On February 5, 1945, near the end of WWII, the Office of Strategic Services (OSS) began a widespread propaganda campaign in Germany with the unwitting help of the German postal service.

As a first step, Allied bombers derailed a German mail train, scattering its cargo in the process. A second wave of bombers followed and dropped eight mail bags, each filled with 800 properly stamped propaganda letters addressed to homes and businesses in the northern Austrian towns to which the train made deliveries. The idea was that when the postal service realized the train had been derailed, the Germans would collect whatever mail had survived the bombing, including the faked letters containing propaganda, and deliver it to German homes as regularly scheduled. In most cases, the delivery occurred at breakfast time, resulting in the code name Operation Cornflakes.

In preparation for the operation, OSS operatives collected samples of German mail, including stamps, cancellations, and envelopes, and compiled lists of German names and addresses from telephone directories. Propaganda that traveled through the German mail system included an OSS-produced newspaper that claimed to be the work of a growing German opposition party,* letters supposedly written by Nazi party leaders about Hitler’s ill health, and by generals who wanted to surrender. Together, the pieces were designed to create doubt in the minds of the civilian population and to weaken German morale.

Over the course of the operation, the allies dropped 20 loads of fake mail, with a total of 96,000 pieces of mail. A unit in Rome addressed 15,000 envelopes a week. Groups in Switzerland and England created the newspapers and letters and forged stamps.**

The operation eventually failed because of a typo. The return addresses on the envelopes were all those of legitimate German businesses. An OSS operative, perhaps with a cramping hand or aching eyes after hours of addressing envelopes, misspelled Kassenverein as Cassenverien on several envelopes. An alert postal clerk caught the error and brought it to the attention of his superiors. The envelopes were opened, and the propaganda discovered.
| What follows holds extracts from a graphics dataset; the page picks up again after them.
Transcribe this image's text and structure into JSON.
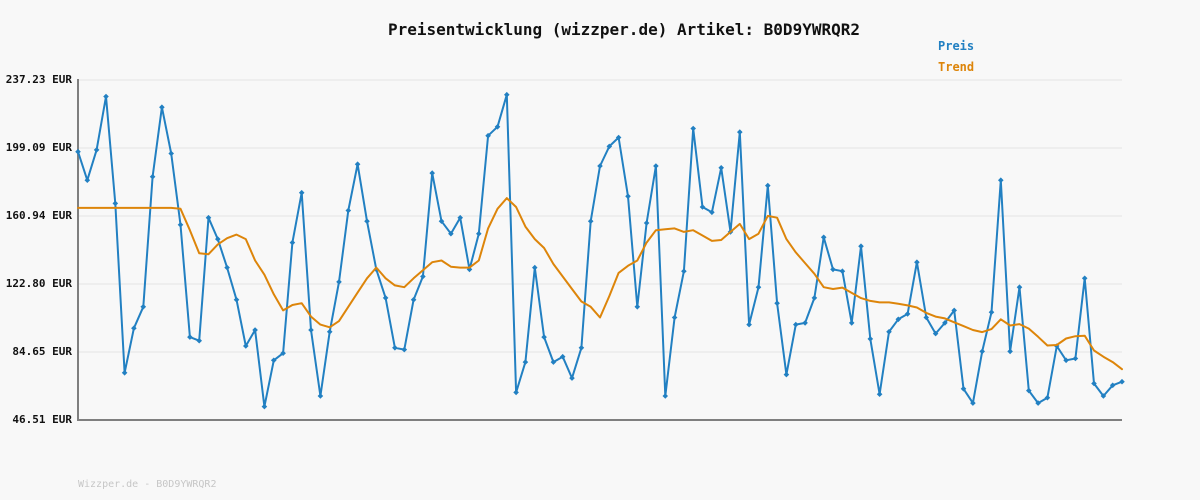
{
  "title": "Preisentwicklung (wizzper.de) Artikel: B0D9YWRQR2",
  "legend": {
    "preis_label": "Preis",
    "trend_label": "Trend"
  },
  "footer": "Wizzper.de - B0D9YWRQR2",
  "colors": {
    "background": "#f8f8f8",
    "preis": "#2280c2",
    "trend": "#dd850a",
    "axis": "#7f7f7f",
    "grid": "#e5e5e5",
    "title_text": "#111111",
    "tick_text": "#111111",
    "footer_text": "#c6c6c6"
  },
  "y_axis": {
    "unit": "EUR",
    "min": 46.51,
    "max": 237.23,
    "tick_values": [
      237.23,
      199.09,
      160.94,
      122.8,
      84.65,
      46.51
    ],
    "tick_labels": [
      "237.23 EUR",
      "199.09 EUR",
      "160.94 EUR",
      "122.80 EUR",
      "84.65 EUR",
      "46.51 EUR"
    ]
  },
  "chart_data": {
    "type": "line",
    "title": "Preisentwicklung (wizzper.de) Artikel: B0D9YWRQR2",
    "xlabel": "",
    "ylabel": "EUR",
    "ylim": [
      46.51,
      237.23
    ],
    "grid": true,
    "legend_position": "top-right",
    "x_axis_labels_visible": false,
    "series": [
      {
        "name": "Preis",
        "color": "#2280c2",
        "marker": "diamond",
        "values": [
          197,
          181,
          198,
          228,
          168,
          73,
          98,
          110,
          183,
          222,
          196,
          156,
          93,
          91,
          160,
          148,
          132,
          114,
          88,
          97,
          54,
          80,
          84,
          146,
          174,
          97,
          60,
          96,
          124,
          164,
          190,
          158,
          131,
          115,
          87,
          86,
          114,
          127,
          185,
          158,
          151,
          160,
          131,
          151,
          206,
          211,
          229,
          62,
          79,
          132,
          93,
          79,
          82,
          70,
          87,
          158,
          189,
          200,
          205,
          172,
          110,
          157,
          189,
          60,
          104,
          130,
          210,
          166,
          163,
          188,
          152,
          208,
          100,
          121,
          178,
          112,
          72,
          100,
          101,
          115,
          149,
          131,
          130,
          101,
          144,
          92,
          61,
          96,
          103,
          106,
          135,
          104,
          95,
          101,
          108,
          64,
          56,
          85,
          107,
          181,
          85,
          121,
          63,
          56,
          59,
          88,
          80,
          81,
          126,
          67,
          60,
          66,
          68
        ]
      },
      {
        "name": "Trend",
        "color": "#dd850a",
        "marker": "none",
        "values": [
          165.5,
          165.5,
          165.5,
          165.5,
          165.5,
          165.5,
          165.5,
          165.5,
          165.5,
          165.5,
          165.5,
          165,
          153,
          140,
          139.5,
          145,
          148.5,
          150.5,
          148,
          136,
          128,
          117,
          108,
          111,
          112,
          104.5,
          100,
          98.5,
          102,
          110,
          118,
          126,
          132,
          126,
          122,
          121,
          126,
          130.5,
          135,
          136,
          132.5,
          132,
          132,
          136,
          154,
          165,
          171,
          166,
          155,
          148,
          143,
          134,
          127,
          120,
          113,
          110,
          104,
          116,
          129,
          133,
          136,
          146,
          153,
          153.5,
          154,
          152,
          153,
          150,
          147,
          147.5,
          152,
          156.5,
          148,
          151,
          161,
          160,
          148,
          140.5,
          134.5,
          128.5,
          121,
          120,
          120.8,
          117.8,
          114.9,
          113.3,
          112.5,
          112.5,
          111.7,
          110.8,
          109.6,
          106.6,
          104.5,
          103.5,
          101.3,
          99.2,
          97,
          95.8,
          97.5,
          103,
          99.5,
          100.3,
          97.8,
          93.2,
          88.3,
          88.6,
          92.2,
          93.5,
          93.8,
          85.5,
          82,
          79,
          75
        ]
      }
    ]
  }
}
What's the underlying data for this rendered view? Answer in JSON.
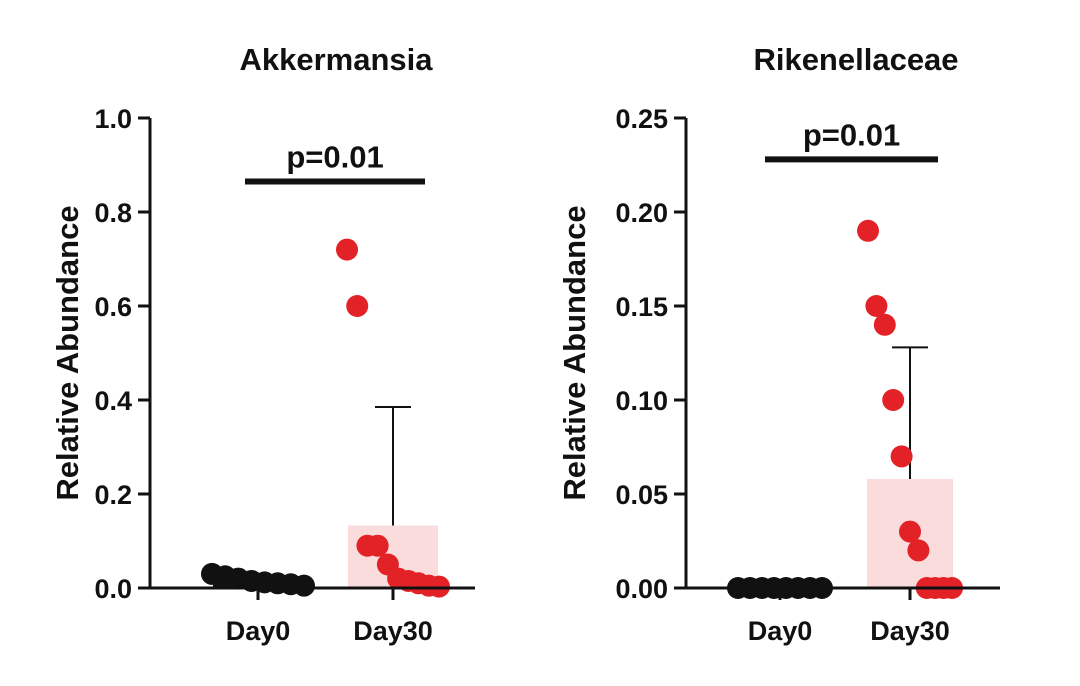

Did the operation have an effect on German morale? No one knows. But from a strategic perspective, Operation Cornflakes played a valuable role by putting additional strain on Germany’s communication and transport system.

*It is unlikely that any Germans would have believed this, given that the Nazi party had gained control of the German press at all levels within a year of taking power.

**Including stamps that weren’t standard. If you look closely, you’ll notice some creative changes that wouldn’t have passed by an alert censor.